L’idée est judicieuse, particulièrement dans un moment où nombre d’écoles des beaux-arts sont dans une situation politique et financière difficile : retracer dans une exposition l’histoire de l’une d’entre elles, de sa fondation à aujourd’hui. L’élue est celle de Montpellier. C’est une production en circuit court : le MoCo, le musée où se tient l’exposition principale, et l’école des beaux-arts en question appartiennent à la même entité administrative, sous l’autorité du même directeur, Numa Hambursin.

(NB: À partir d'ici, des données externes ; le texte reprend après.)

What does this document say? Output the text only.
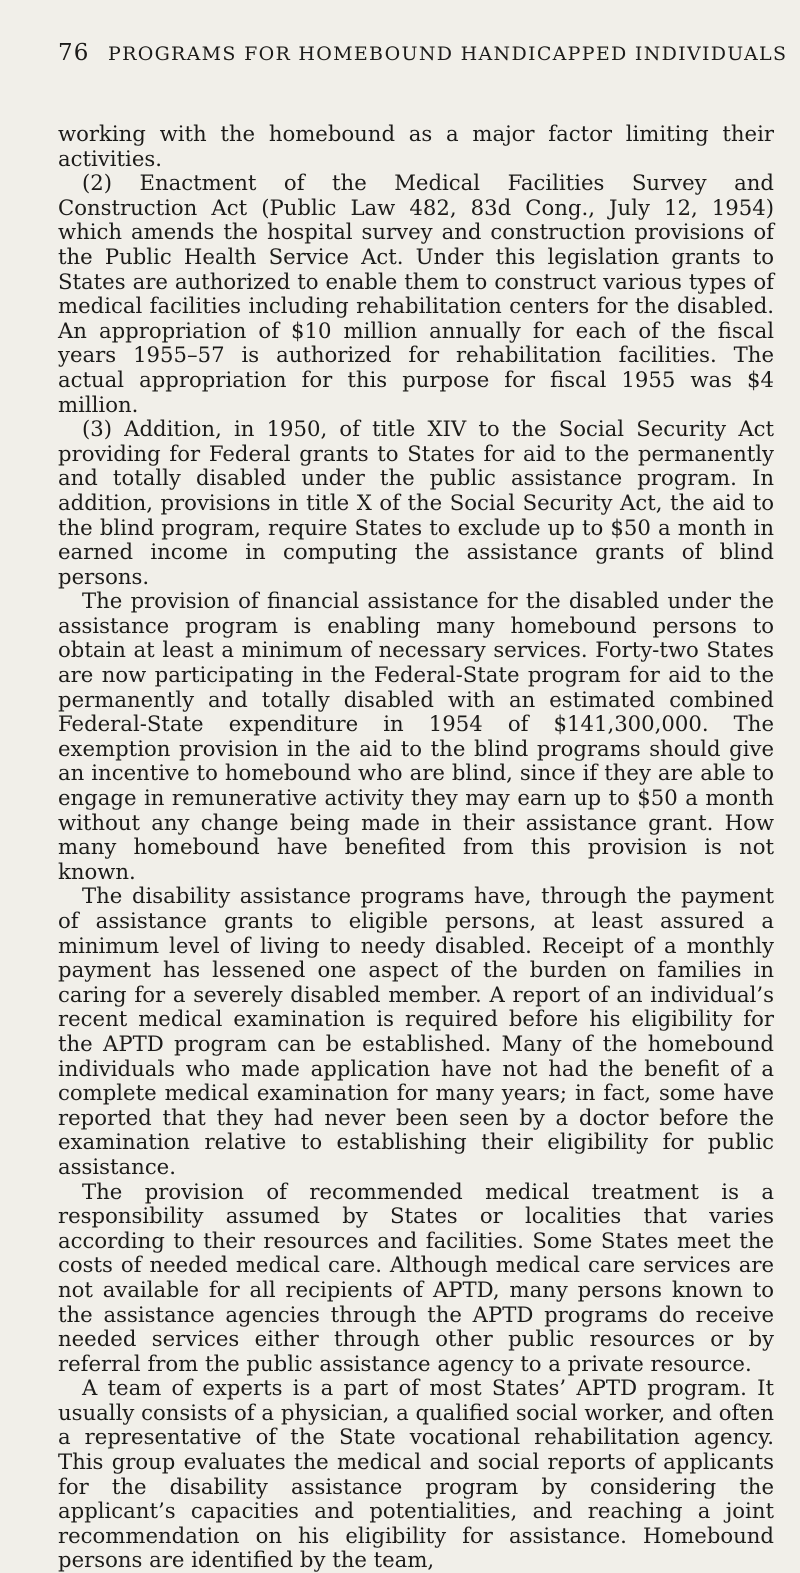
76 PROGRAMS FOR HOMEBOUND HANDICAPPED INDIVIDUALS

working with the homebound as a major factor limiting their activities.

(2) Enactment of the Medical Facilities Survey and Construction Act (Public Law 482, 83d Cong., July 12, 1954) which amends the hospital survey and construction provisions of the Public Health Service Act. Under this legislation grants to States are authorized to enable them to construct various types of medical facilities including rehabilitation centers for the disabled. An appropriation of $10 million annually for each of the fiscal years 1955–57 is authorized for rehabilitation facilities. The actual appropriation for this purpose for fiscal 1955 was $4 million.

(3) Addition, in 1950, of title XIV to the Social Security Act providing for Federal grants to States for aid to the permanently and totally disabled under the public assistance program. In addition, provisions in title X of the Social Security Act, the aid to the blind program, require States to exclude up to $50 a month in earned income in computing the assistance grants of blind persons.

The provision of financial assistance for the disabled under the assistance program is enabling many homebound persons to obtain at least a minimum of necessary services. Forty-two States are now participating in the Federal-State program for aid to the permanently and totally disabled with an estimated combined Federal-State expenditure in 1954 of $141,300,000. The exemption provision in the aid to the blind programs should give an incentive to homebound who are blind, since if they are able to engage in remunerative activity they may earn up to $50 a month without any change being made in their assistance grant. How many homebound have benefited from this provision is not known.

The disability assistance programs have, through the payment of assistance grants to eligible persons, at least assured a minimum level of living to needy disabled. Receipt of a monthly payment has lessened one aspect of the burden on families in caring for a severely disabled member. A report of an individual’s recent medical examination is required before his eligibility for the APTD program can be established. Many of the homebound individuals who made application have not had the benefit of a complete medical examination for many years; in fact, some have reported that they had never been seen by a doctor before the examination relative to establishing their eligibility for public assistance.

The provision of recommended medical treatment is a responsibility assumed by States or localities that varies according to their resources and facilities. Some States meet the costs of needed medical care. Although medical care services are not available for all recipients of APTD, many persons known to the assistance agencies through the APTD programs do receive needed services either through other public resources or by referral from the public assistance agency to a private resource.

A team of experts is a part of most States’ APTD program. It usually consists of a physician, a qualified social worker, and often a representative of the State vocational rehabilitation agency. This group evaluates the medical and social reports of applicants for the disability assistance program by considering the applicant’s capacities and potentialities, and reaching a joint recommendation on his eligibility for assistance. Homebound persons are identified by the team,
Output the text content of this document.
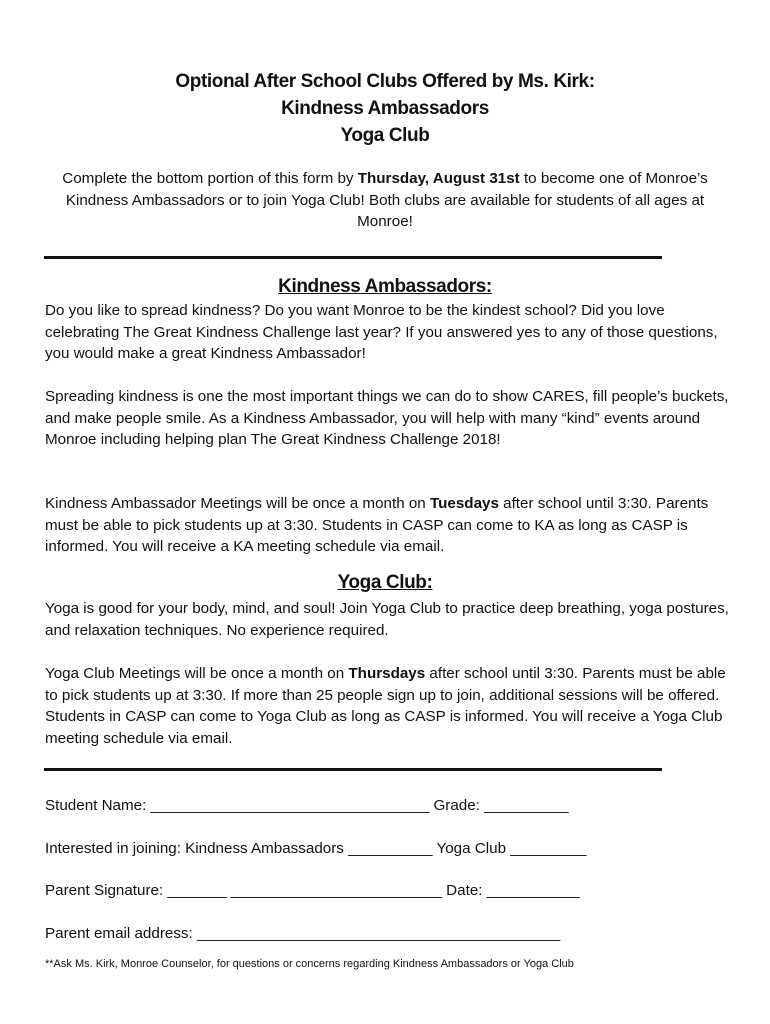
Optional After School Clubs Offered by Ms. Kirk:
Kindness Ambassadors
Yoga Club
Complete the bottom portion of this form by Thursday, August 31st to become one of Monroe’s Kindness Ambassadors or to join Yoga Club! Both clubs are available for students of all ages at Monroe!
Kindness Ambassadors:
Do you like to spread kindness? Do you want Monroe to be the kindest school? Did you love celebrating The Great Kindness Challenge last year? If you answered yes to any of those questions, you would make a great Kindness Ambassador!
Spreading kindness is one the most important things we can do to show CARES, fill people’s buckets, and make people smile. As a Kindness Ambassador, you will help with many “kind” events around Monroe including helping plan The Great Kindness Challenge 2018!
Kindness Ambassador Meetings will be once a month on Tuesdays after school until 3:30. Parents must be able to pick students up at 3:30. Students in CASP can come to KA as long as CASP is informed. You will receive a KA meeting schedule via email.
Yoga Club:
Yoga is good for your body, mind, and soul! Join Yoga Club to practice deep breathing, yoga postures, and relaxation techniques. No experience required.
Yoga Club Meetings will be once a month on Thursdays after school until 3:30. Parents must be able to pick students up at 3:30. If more than 25 people sign up to join, additional sessions will be offered. Students in CASP can come to Yoga Club as long as CASP is informed. You will receive a Yoga Club meeting schedule via email.
Student Name: _________________________________ Grade: __________
Interested in joining: Kindness Ambassadors __________ Yoga Club _________
Parent Signature: _______ _________________________ Date: ___________
Parent email address: ___________________________________________
**Ask Ms. Kirk, Monroe Counselor, for questions or concerns regarding Kindness Ambassadors or Yoga Club
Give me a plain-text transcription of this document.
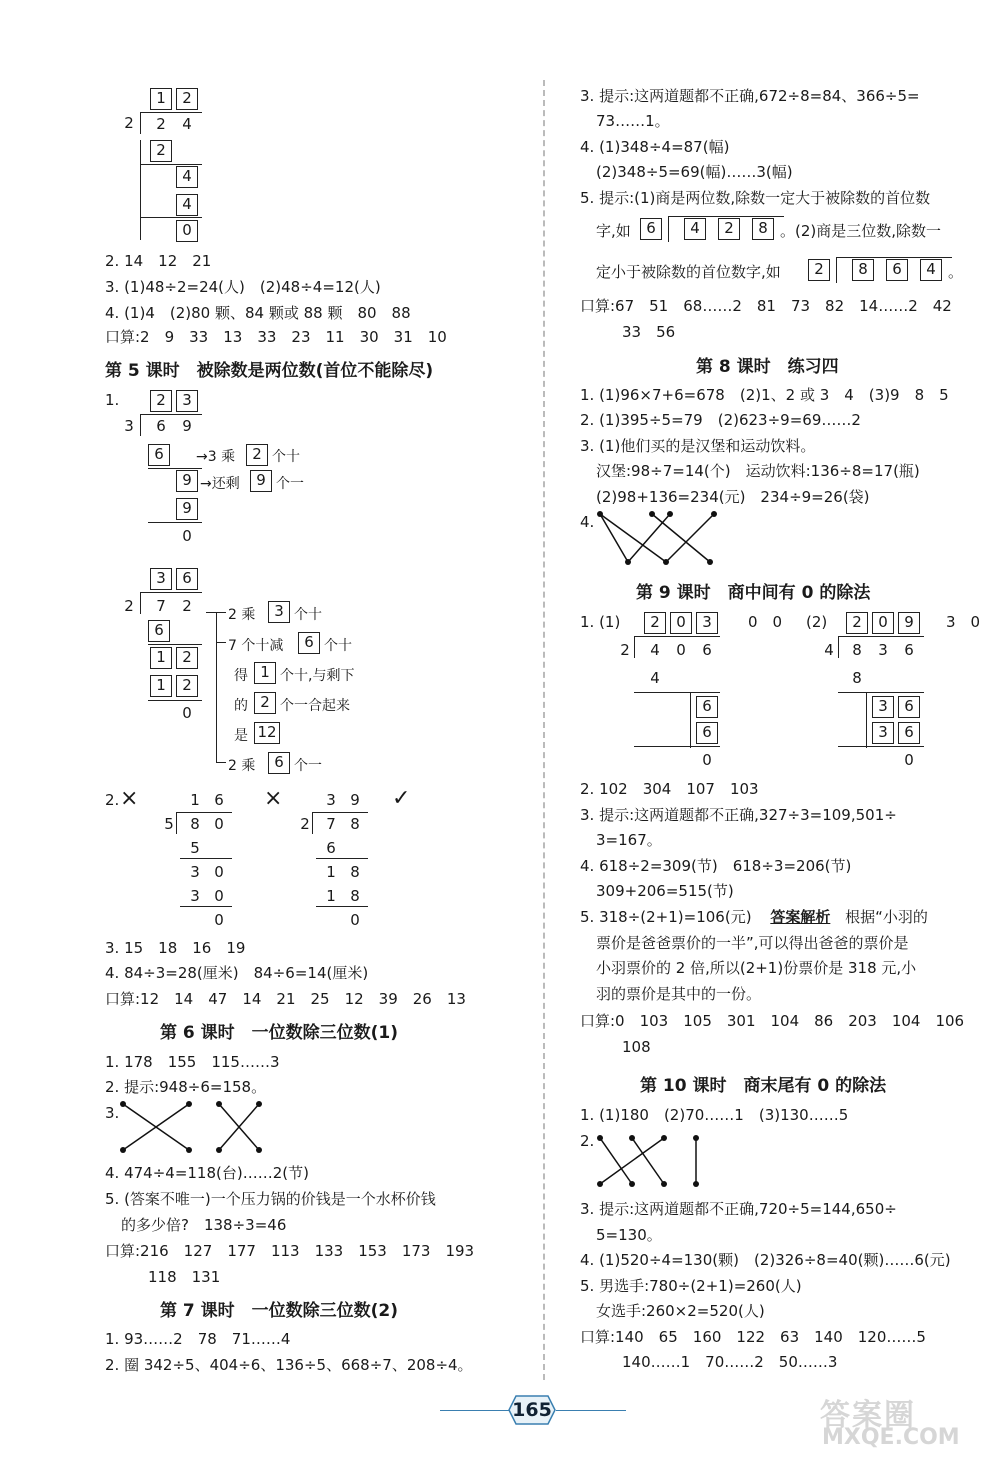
1	2
2	2	4
2
4
4
0
2. 14　12　21
3. (1)48÷2=24(人)　(2)48÷4=12(人)
4. (1)4　(2)80 颗、84 颗或 88 颗　80　88
口算:2　9　33　13　33　23　11　30　31　10
第 5 课时　被除数是两位数(首位不能除尽)
1.	2	3
3	6	9
6
9
9
0
→3 乘	2 个十
→还剩	9 个一
3	6
2	7	2
6
1	2
1	2
0
2 乘	3 个十
7 个十减	6 个十
得 1 个十,与剩下
的 2 个一合起来
是 12
2 乘	6 个一
2. ×	×	✓
1 6
5	8 0
5
3 0
3 0
0
3 9
2	7 8
6
1 8
1 8
0
3. 15　18　16　19
4. 84÷3=28(厘米)　84÷6=14(厘米)
口算:12　14　47　14　21　25　12　39　26　13
第 6 课时　一位数除三位数(1)
1. 178　155　115……3
2. 提示:948÷6=158。
3.
4. 474÷4=118(台)……2(节)
5. (答案不唯一)一个压力锅的价钱是一个水杯价钱
的多少倍?　138÷3=46
口算:216　127　177　113　133　153　173　193
118　131
第 7 课时　一位数除三位数(2)
1. 93……2　78　71……4
2. 圈 342÷5、404÷6、136÷5、668÷7、208÷4。
3. 提示:这两道题都不正确,672÷8=84、366÷5=
73……1。
4. (1)348÷4=87(幅)
(2)348÷5=69(幅)……3(幅)
5. 提示:(1)商是两位数,除数一定大于被除数的首位数
字,如	6	4	2	8 。(2)商是三位数,除数一
定小于被除数的首位数字,如	2	8	6	4 。
口算:67　51　68……2　81　73　82　14……2　42
33　56
第 8 课时　练习四
1. (1)96×7+6=678　(2)1、2 或 3　4　(3)9　8　5
2. (1)395÷5=79　(2)623÷9=69……2
3. (1)他们买的是汉堡和运动饮料。
汉堡:98÷7=14(个)　运动饮料:136÷8=17(瓶)
(2)98+136=234(元)　234÷9=26(袋)
4.
第 9 课时　商中间有 0 的除法
1. (1)	2	0	3
2	4	0	6
4
6
6
0
0　0 (2)	2	0	9
4	8	3	6
8
3	6
3	6
0
3　0
2. 102　304　107　103
3. 提示:这两道题都不正确,327÷3=109,501÷
3=167。
4. 618÷2=309(节)　618÷3=206(节)
309+206=515(节)
5. 318÷(2+1)=106(元) 答案解析 根据“小羽的
票价是爸爸票价的一半”,可以得出爸爸的票价是
小羽票价的 2 倍,所以(2+1)份票价是 318 元,小
羽的票价是其中的一份。
口算:0　103　105　301　104　86　203　104　106
108
第 10 课时　商末尾有 0 的除法
1. (1)180　(2)70……1　(3)130……5
2.
3. 提示:这两道题都不正确,720÷5=144,650÷
5=130。
4. (1)520÷4=130(颗)　(2)326÷8=40(颗)……6(元)
5. 男选手:780÷(2+1)=260(人)
女选手:260×2=520(人)
口算:140　65　160　122　63　140　120……5
140……1　70……2　50……3
165	答案圈
MXQE.COM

Ce dernier rend ainsi pieusement hommage à ses prédécesseurs, à commencer par le premier d’entre eux, François-Xavier Fabre (1766-1837). Cet ancien élève de David, portraitiste et marchand d’art, retournant en 1825 dans sa ville natale, s’emploie à y fonder un musée, qui a grandement prospéré depuis et porte toujours son nom, et une école.

Deux siècles plus tard, celle-ci, qui a déménagé plusieurs fois dans la ville, est donc l’un des éléments de cette structure, le MoCo (Montpellier Contemporain), les deux autres étant un ancien hôtel particulier devenu musée, et MoCo.Panacée, qui est à la fois lieu de pratique, de discussion et d’exposition. On le voit, l’enseignement artistique a été pris au sérieux par les municipalités montpelliéraines successives, et il continue de l’être, ce qui n’est pas le cas partout.